Nous n’échapperons donc pas à un plan d’actions destiné à revaloriser la condition du personnel. Au demeurant, et c’est un point très important, nous avons déjà pris des mesures en ce sens dans le cadre de la dernière actualisation de la LPM : nous avons créé l’indemnité d’absence cumulée (IAC), dont le versement (avec effet rétroactif au 1er janvier 2016) devrait, en principe, intervenir avant la fin du premier semestre 2017 ; nous avons porté le paiement des indemnités pour temps d’activité et d’obligations professionnelles complémentaires (ITAOPC) – les RTT du militaire – de huit à dix jours et il faudra aller plus loin. Cette mesure est attendue.
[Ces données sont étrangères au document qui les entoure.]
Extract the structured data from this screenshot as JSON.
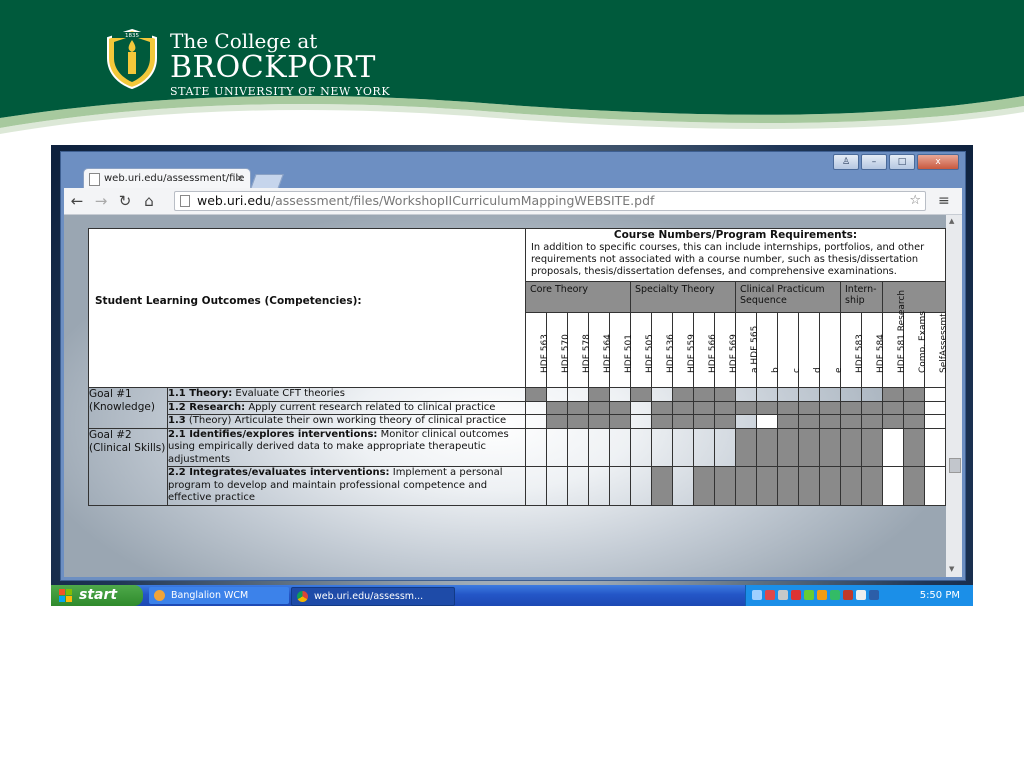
{
  "logo": {
    "seal_year": "1835",
    "line1": "The College at",
    "line2": "BROCKPORT",
    "line3": "STATE UNIVERSITY OF NEW YORK"
  },
  "colors": {
    "banner_green": "#005a3c",
    "taskbar_blue": "#245ac8",
    "start_green": "#3a9a36",
    "table_dark_cell": "#8a8a8a"
  },
  "browser": {
    "tab_title": "web.uri.edu/assessment/file",
    "tab_close": "×",
    "url_host": "web.uri.edu",
    "url_path": "/assessment/files/WorkshopIICurriculumMappingWEBSITE.pdf",
    "window_buttons": [
      "♙",
      "–",
      "□",
      "x"
    ],
    "nav_icons": [
      "back-icon",
      "forward-icon",
      "reload-icon",
      "home-icon"
    ]
  },
  "table": {
    "slo_title": "Student Learning Outcomes (Competencies):",
    "cn_title": "Course Numbers/Program Requirements:",
    "cn_desc": "In addition to specific courses, this can include internships, portfolios, and other requirements not associated with a course number, such as thesis/dissertation proposals, thesis/dissertation defenses, and comprehensive examinations.",
    "groups": [
      "Core Theory",
      "Specialty Theory",
      "Clinical Practicum Sequence",
      "Intern-ship",
      ""
    ],
    "columns": [
      "HDF 563",
      "HDF 570",
      "HDF 578",
      "HDF 564",
      "HDF 501",
      "HDF 505",
      "HDF 536",
      "HDF 559",
      "HDF 566",
      "HDF 569",
      "a HDF 565",
      "b",
      "c",
      "d",
      "e",
      "HDF 583",
      "HDF 584",
      "HDF 581 Research",
      "Comp. Exams",
      "SelfAssessmt."
    ],
    "goal1": "Goal #1 (Knowledge)",
    "goal2": "Goal #2 (Clinical Skills)",
    "rows": [
      {
        "bold": "1.1 Theory:",
        "text": " Evaluate CFT theories"
      },
      {
        "bold": "1.2 Research:",
        "text": " Apply current research related to clinical practice"
      },
      {
        "bold": "1.3",
        "text": " (Theory) Articulate their own working theory of clinical practice"
      },
      {
        "bold": "2.1 Identifies/explores interventions:",
        "text": " Monitor clinical outcomes using empirically derived data to make appropriate therapeutic adjustments"
      },
      {
        "bold": "2.2 Integrates/evaluates interventions:",
        "text": " Implement a personal program to develop and maintain professional competence and effective practice"
      }
    ],
    "cells": [
      "dttdtdtdddtttttttddw",
      "tddddtdddddddddddddw",
      "tddddtddddtwdddddddw",
      "ttttttttttdddddddwdw",
      "ttttttdtdddddddddwdw"
    ]
  },
  "taskbar": {
    "start": "start",
    "task1": "Banglalion WCM",
    "task2": "web.uri.edu/assessm...",
    "clock": "5:50 PM"
  }
}
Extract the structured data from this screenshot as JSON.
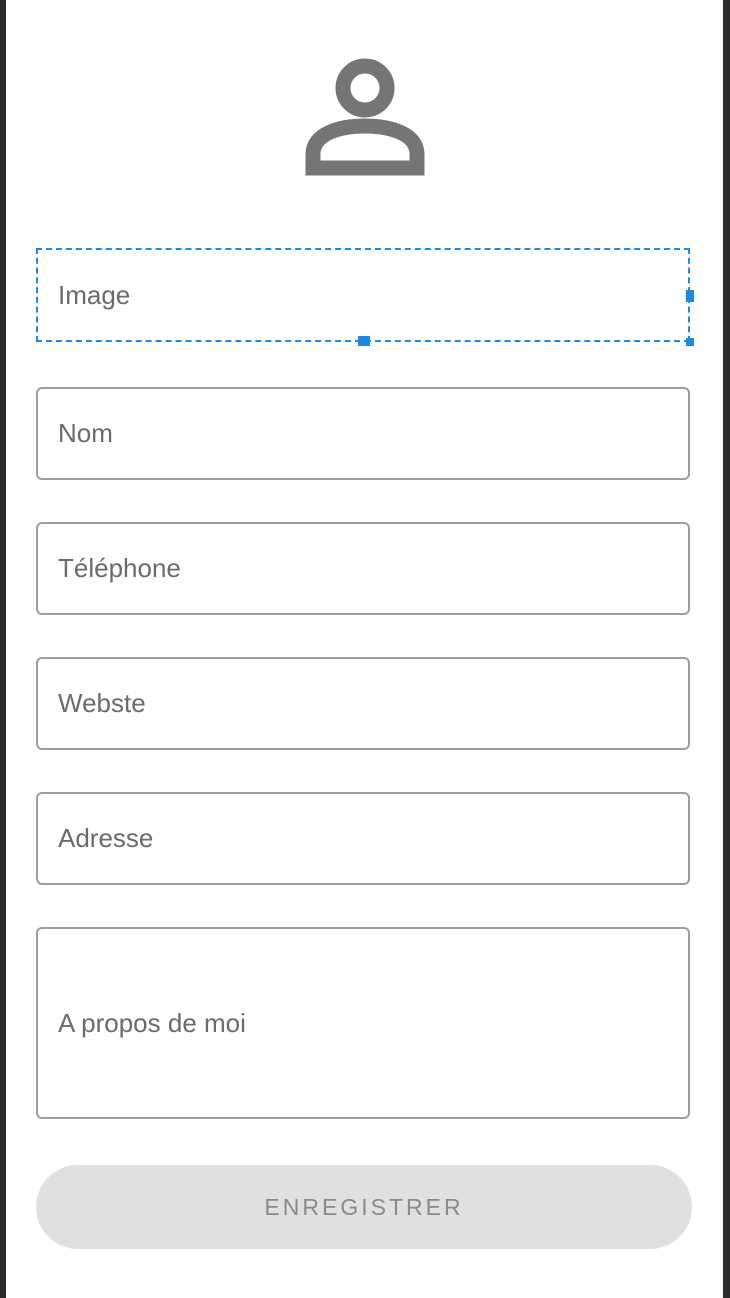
{
  "profile": {
    "avatar_icon": "person-icon",
    "avatar_color": "#757575"
  },
  "form": {
    "image_placeholder": "Image",
    "nom_placeholder": "Nom",
    "telephone_placeholder": "Téléphone",
    "website_placeholder": "Webste",
    "adresse_placeholder": "Adresse",
    "about_placeholder": "A propos de moi",
    "selection_color": "#1e88e5"
  },
  "actions": {
    "save_label": "ENREGISTRER"
  }
}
Au regard du rythme des engagements, nous ne pouvions tout simplement pas les accorder aux militaires. Il était donc urgent de les remplacer par une indemnité financière. Enfin, nous avons doublé l’indemnité d’alerte opérationnelle (AOPER) versée à tous les hommes déployés sur le territoire national jusqu’au grade de capitaine inclus. Tout cela va dans le bon sens.
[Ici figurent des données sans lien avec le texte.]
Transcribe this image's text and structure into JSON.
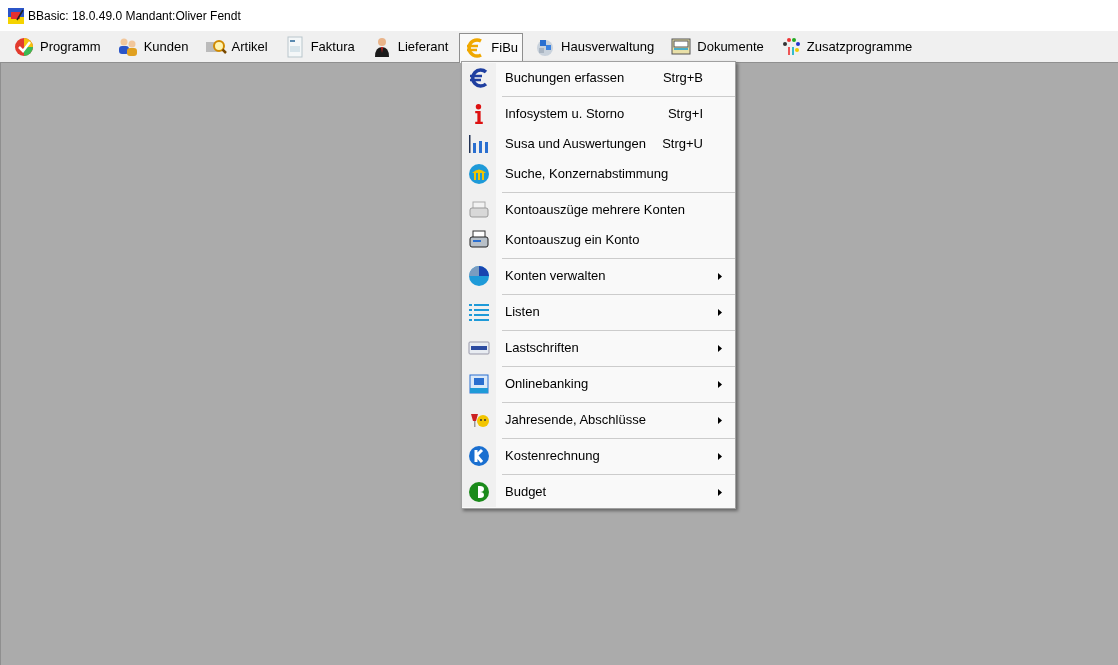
{
  "window": {
    "title": "BBasic: 18.0.49.0 Mandant:Oliver Fendt"
  },
  "menu_bar": [
    {
      "label": "Programm",
      "selected": false
    },
    {
      "label": "Kunden",
      "selected": false
    },
    {
      "label": "Artikel",
      "selected": false
    },
    {
      "label": "Faktura",
      "selected": false
    },
    {
      "label": "Lieferant",
      "selected": false
    },
    {
      "label": "FiBu",
      "selected": true
    },
    {
      "label": "Hausverwaltung",
      "selected": false
    },
    {
      "label": "Dokumente",
      "selected": false
    },
    {
      "label": "Zusatzprogramme",
      "selected": false
    }
  ],
  "dropdown": [
    {
      "label": "Buchungen erfassen",
      "shortcut": "Strg+B",
      "separator_before": false,
      "submenu": false
    },
    {
      "label": "Infosystem u. Storno",
      "shortcut": "Strg+I",
      "separator_before": true,
      "submenu": false
    },
    {
      "label": "Susa und Auswertungen",
      "shortcut": "Strg+U",
      "separator_before": false,
      "submenu": false
    },
    {
      "label": "Suche, Konzernabstimmung",
      "separator_before": false,
      "submenu": false
    },
    {
      "label": "Kontoauszüge mehrere Konten",
      "separator_before": true,
      "submenu": false
    },
    {
      "label": "Kontoauszug ein Konto",
      "separator_before": false,
      "submenu": false
    },
    {
      "label": "Konten verwalten",
      "separator_before": true,
      "submenu": true
    },
    {
      "label": "Listen",
      "separator_before": true,
      "submenu": true
    },
    {
      "label": "Lastschriften",
      "separator_before": true,
      "submenu": true
    },
    {
      "label": "Onlinebanking",
      "separator_before": true,
      "submenu": true
    },
    {
      "label": "Jahresende, Abschlüsse",
      "separator_before": true,
      "submenu": true
    },
    {
      "label": "Kostenrechnung",
      "separator_before": true,
      "submenu": true
    },
    {
      "label": "Budget",
      "separator_before": true,
      "submenu": true
    }
  ]
}
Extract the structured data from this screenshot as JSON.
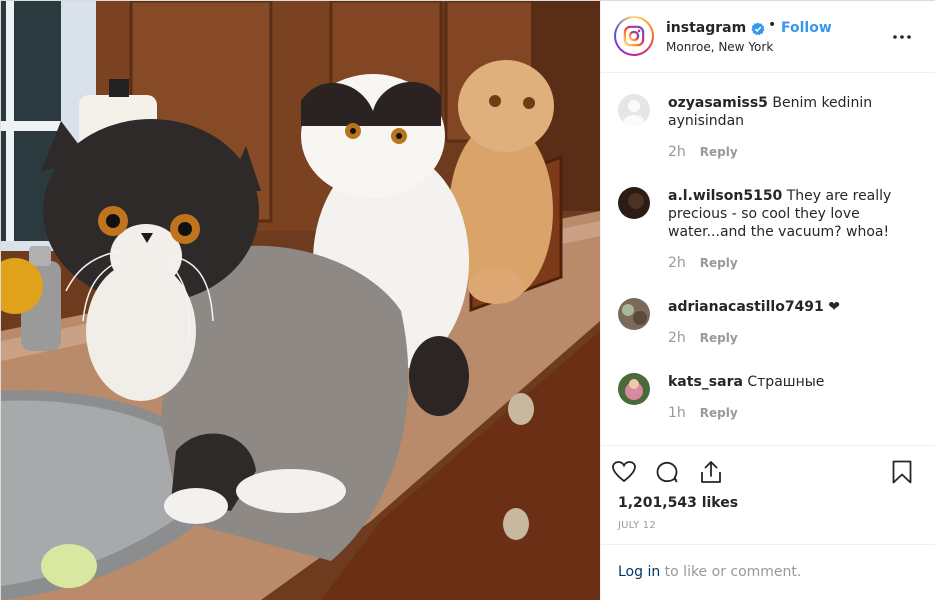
{
  "post": {
    "username": "instagram",
    "follow_label": "Follow",
    "location": "Monroe, New York",
    "dot": "•"
  },
  "comments": [
    {
      "user": "ozyasamiss5",
      "text": "Benim kedinin aynisindan",
      "time": "2h",
      "reply": "Reply",
      "avatar_color": "#e8e8e8"
    },
    {
      "user": "a.l.wilson5150",
      "text": "They are really precious - so cool they love water...and the vacuum? whoa!",
      "time": "2h",
      "reply": "Reply",
      "avatar_color": "#2b1d14"
    },
    {
      "user": "adrianacastillo7491",
      "text": "❤",
      "time": "2h",
      "reply": "Reply",
      "avatar_color": "#7a6a5a"
    },
    {
      "user": "kats_sara",
      "text": "Страшные",
      "time": "1h",
      "reply": "Reply",
      "avatar_color": "#d98aa0"
    }
  ],
  "actions": {
    "likes": "1,201,543 likes",
    "date": "JULY 12"
  },
  "login": {
    "link": "Log in",
    "rest": " to like or comment."
  },
  "colors": {
    "accent": "#3897f0",
    "verified": "#3897f0",
    "link": "#003569",
    "muted": "#999999"
  },
  "icons": [
    "instagram-logo-icon",
    "verified-badge-icon",
    "more-options-icon",
    "heart-icon",
    "comment-icon",
    "share-icon",
    "bookmark-icon"
  ]
}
Il nous faudra toutefois adopter une démarche globale et adapter régulièrement ce plan d’actions. De fait, si la société d’aujourd’hui n’est plus celle d’il y a cinq ans, l’engagé ou le réserviste ont aussi évolué. Les contraintes sont liées au travail des épouses – rendu nécessaire par le fait qu’il est très difficile pour les militaires du rang et les jeunes sous-officiers de vivre avec un seul salaire –, elles sont aussi liées à l’achat d’un logement, au vieillissement des parents ou aux études des enfants. Ces contraintes sociales pèsent en plus des réorganisations, qui nécessitent des mutations plus fréquentes, je l’ai déjà dit. La question du moral des familles est donc pour moi essentielle, je lui accorde une attention toute particulière.
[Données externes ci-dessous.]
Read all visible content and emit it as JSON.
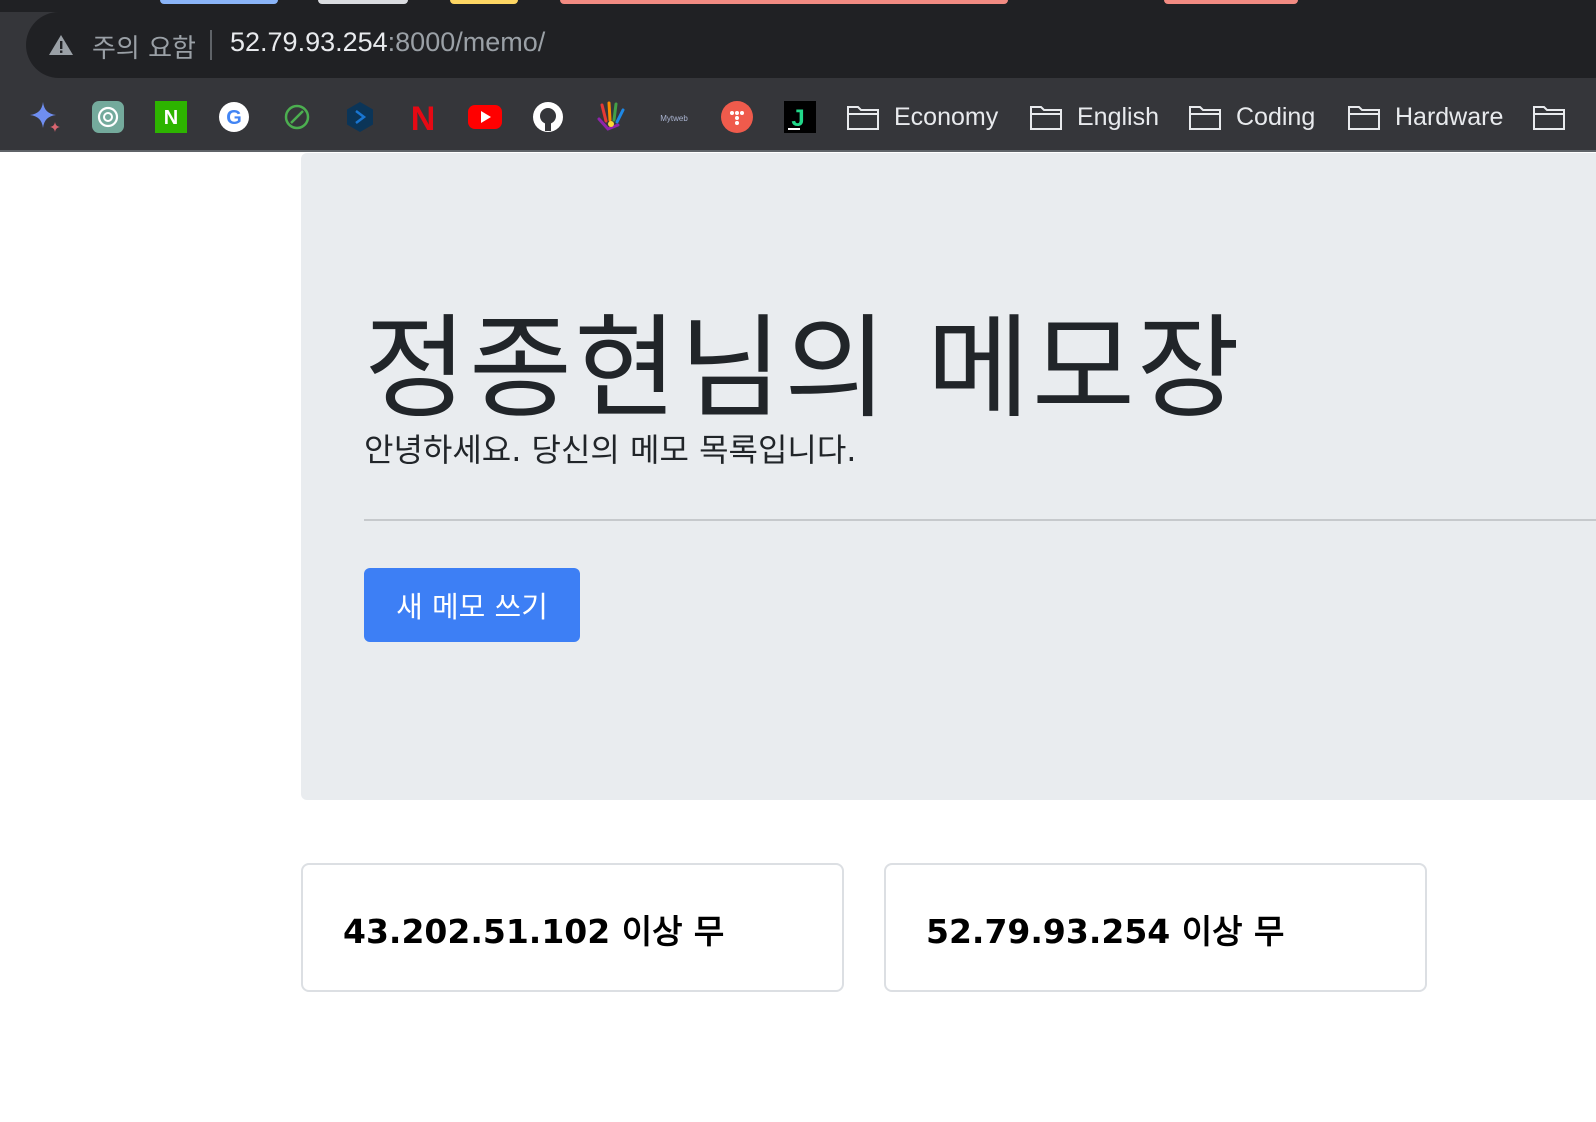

Quel sera ce plan d’actions ? C’est ce qu’il faudra décider. Il devra être fondé sur le nouveau modèle de ressources humaines, avec des flux plus mobiles, avec des départs à tous les étages de la pyramide : c’est tout un dispositif, depuis le recrutement jusqu’à la reconversion, incluant la fidélisation pour les spécialités rares qu’il faudra améliorer ; un vrai travail que nous devons intégrer dans les réflexions préparatoires de la future loi de programmation militaire. Nous y réfléchissons, et nous aurons des propositions à faire aux autorités politiques issues des prochaines élections.

S’agissant de nos partenaires européens, vous avez compris que le modèle que je défends inclut évidemment la coopération avec nos alliés, en priorité les Européens. Se pose, dès lors, la question de l’effort de défense des États membres de l’Union : sur vingt-huit, seuls quatre ont un budget de la défense, pensions comprises, représentant 2 % de leur PIB. D’autres en sont très loin. N’étant pas parmi les quatre pays « vertueux », nous n’avons pas de leçons à donner… Cela étant, la référence au PIB, qui a le mérite d’être une norme, doit être relativisée car elle traduit des réalités très différentes. L’Allemagne, par exemple, est à 1,2 % de son PIB, et a un budget annuel supérieur au nôtre. Ce qui importe c’est la cohérence entre les menaces, les missions et les moyens : si les indices économiques changent et que le PIB augmente ou diminue, il faudra adapter l’objectif des 2 % pour raisonner à périmètre comparable.

Par ailleurs, j’appelle de mes vœux la fin des débats idéologiques entre l’interétatique et le communautaire. Il faut être pragmatique. Prenons tout ce qui permet de réaliser des économies, car si la coopération doit aboutir à augmenter les coûts, ce n’est pas une bonne solution. Pour avoir dirigé pendant quatre ans, en tant que major-général des armées, le groupe de coopération franco-allemande, je sais qu’il existe de nombreuses pistes avec l’Allemagne. La Constitution allemande limite cependant encore fortement sa capacité à s’engager rapidement en opérations. Toutefois, les Allemands ont annoncé qu’ils s’engageraient au Niger. Je m’en réjouis. Avec le Royaume-Uni, la Combined joint expeditionary force (CJEF), issue des accords de Lancaster House, doit nous permettre de mener des opérations. Continuons : nous en avons besoin, et le Brexit ne changera rien dans ce domaine.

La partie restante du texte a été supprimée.